Brent reached new highs of $79.47 before retracing to $78.2

By A/S Global Risk Management.



Michael Poulson, Global Risk Management. Image credit: Global Risk Management


Updated on 16 May 2018 07:58 GMT

Yesterday, the American Petroleum Institute (API) released the weekly inventory stats which showed a build in crude of 4.85 mbbl, a draw on gasoline of 3.37 and a draw on distillates of 0.77 mbbl. However, U.S. crude inventories overall have been building during the year.
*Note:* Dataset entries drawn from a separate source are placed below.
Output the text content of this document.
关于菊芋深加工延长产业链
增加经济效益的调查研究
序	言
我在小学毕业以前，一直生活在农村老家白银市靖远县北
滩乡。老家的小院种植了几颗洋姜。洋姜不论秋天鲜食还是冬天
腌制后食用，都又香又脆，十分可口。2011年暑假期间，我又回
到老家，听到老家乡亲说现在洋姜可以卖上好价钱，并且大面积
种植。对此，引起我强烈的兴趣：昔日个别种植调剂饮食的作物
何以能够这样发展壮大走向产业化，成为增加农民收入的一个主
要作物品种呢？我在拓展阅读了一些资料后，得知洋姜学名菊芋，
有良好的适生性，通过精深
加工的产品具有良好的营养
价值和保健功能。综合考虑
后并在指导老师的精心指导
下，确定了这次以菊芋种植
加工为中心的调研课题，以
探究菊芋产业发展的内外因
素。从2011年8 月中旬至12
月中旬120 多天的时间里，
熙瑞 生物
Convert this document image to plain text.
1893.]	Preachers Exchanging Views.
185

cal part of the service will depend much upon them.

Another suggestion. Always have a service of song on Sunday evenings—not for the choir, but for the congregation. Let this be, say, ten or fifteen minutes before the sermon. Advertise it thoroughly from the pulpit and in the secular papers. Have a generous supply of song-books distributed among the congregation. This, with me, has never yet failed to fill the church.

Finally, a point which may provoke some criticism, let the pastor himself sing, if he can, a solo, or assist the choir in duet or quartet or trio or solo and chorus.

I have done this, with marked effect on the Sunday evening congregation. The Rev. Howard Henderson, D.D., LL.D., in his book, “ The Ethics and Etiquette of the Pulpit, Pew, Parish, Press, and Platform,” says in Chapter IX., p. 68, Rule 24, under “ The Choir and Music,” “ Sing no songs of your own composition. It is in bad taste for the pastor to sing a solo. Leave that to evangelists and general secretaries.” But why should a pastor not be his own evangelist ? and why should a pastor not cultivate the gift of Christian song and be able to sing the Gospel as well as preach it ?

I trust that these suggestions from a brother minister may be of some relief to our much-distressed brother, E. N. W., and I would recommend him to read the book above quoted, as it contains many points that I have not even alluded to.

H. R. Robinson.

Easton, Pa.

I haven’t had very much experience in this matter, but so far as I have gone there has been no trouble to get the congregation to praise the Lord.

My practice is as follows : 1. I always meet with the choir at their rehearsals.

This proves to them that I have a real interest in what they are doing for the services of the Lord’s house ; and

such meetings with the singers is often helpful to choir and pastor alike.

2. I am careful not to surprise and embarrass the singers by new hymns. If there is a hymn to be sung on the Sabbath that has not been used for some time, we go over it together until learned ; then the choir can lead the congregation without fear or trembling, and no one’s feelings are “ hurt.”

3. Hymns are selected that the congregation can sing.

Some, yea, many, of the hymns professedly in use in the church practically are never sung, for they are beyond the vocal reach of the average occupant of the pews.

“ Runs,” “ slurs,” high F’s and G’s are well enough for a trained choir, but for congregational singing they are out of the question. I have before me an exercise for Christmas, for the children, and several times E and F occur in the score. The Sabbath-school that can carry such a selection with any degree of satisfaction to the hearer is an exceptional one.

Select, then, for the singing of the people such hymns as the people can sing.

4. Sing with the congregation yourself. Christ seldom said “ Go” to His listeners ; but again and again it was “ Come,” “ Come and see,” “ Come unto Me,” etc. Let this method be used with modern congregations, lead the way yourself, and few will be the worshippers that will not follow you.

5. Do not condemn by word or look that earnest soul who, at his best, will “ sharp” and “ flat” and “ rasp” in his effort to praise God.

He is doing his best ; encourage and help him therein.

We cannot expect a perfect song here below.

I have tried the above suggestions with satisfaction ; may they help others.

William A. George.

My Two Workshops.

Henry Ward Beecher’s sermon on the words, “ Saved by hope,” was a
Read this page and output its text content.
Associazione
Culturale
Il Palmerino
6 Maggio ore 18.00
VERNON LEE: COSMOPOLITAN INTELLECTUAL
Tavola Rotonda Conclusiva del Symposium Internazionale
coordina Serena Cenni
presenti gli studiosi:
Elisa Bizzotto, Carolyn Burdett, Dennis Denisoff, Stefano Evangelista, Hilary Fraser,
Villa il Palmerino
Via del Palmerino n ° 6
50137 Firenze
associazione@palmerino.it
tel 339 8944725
Global demand remains strong and OPEC seems compliant to the production cut deal. On top of that, re-imposing sanctions on Iran could jeopardize about half a million barrels daily unless other OPEC producers offset those barrels. Adding even more tightness in the market is the situation in Venezuela, which does not seem to improve. The U.S. shale production is, however, surging, but it appears that those many new barrels produced are having a difficult time reaching the global market. The dynamic can as well be observed by looking at the difference between the Brent price and the WTI price. Both are getting more expensive, but the Brent is becoming relatively more expensive than WTI - meaning that the difference (the so-called spread) is increasing.

The EIA is releasing the inventories stats today, but likely the build reported by the API is already priced in. Volatility around release is however expected. Also later today the International Energy Agency (IEA) will release the monthly oil market outlook.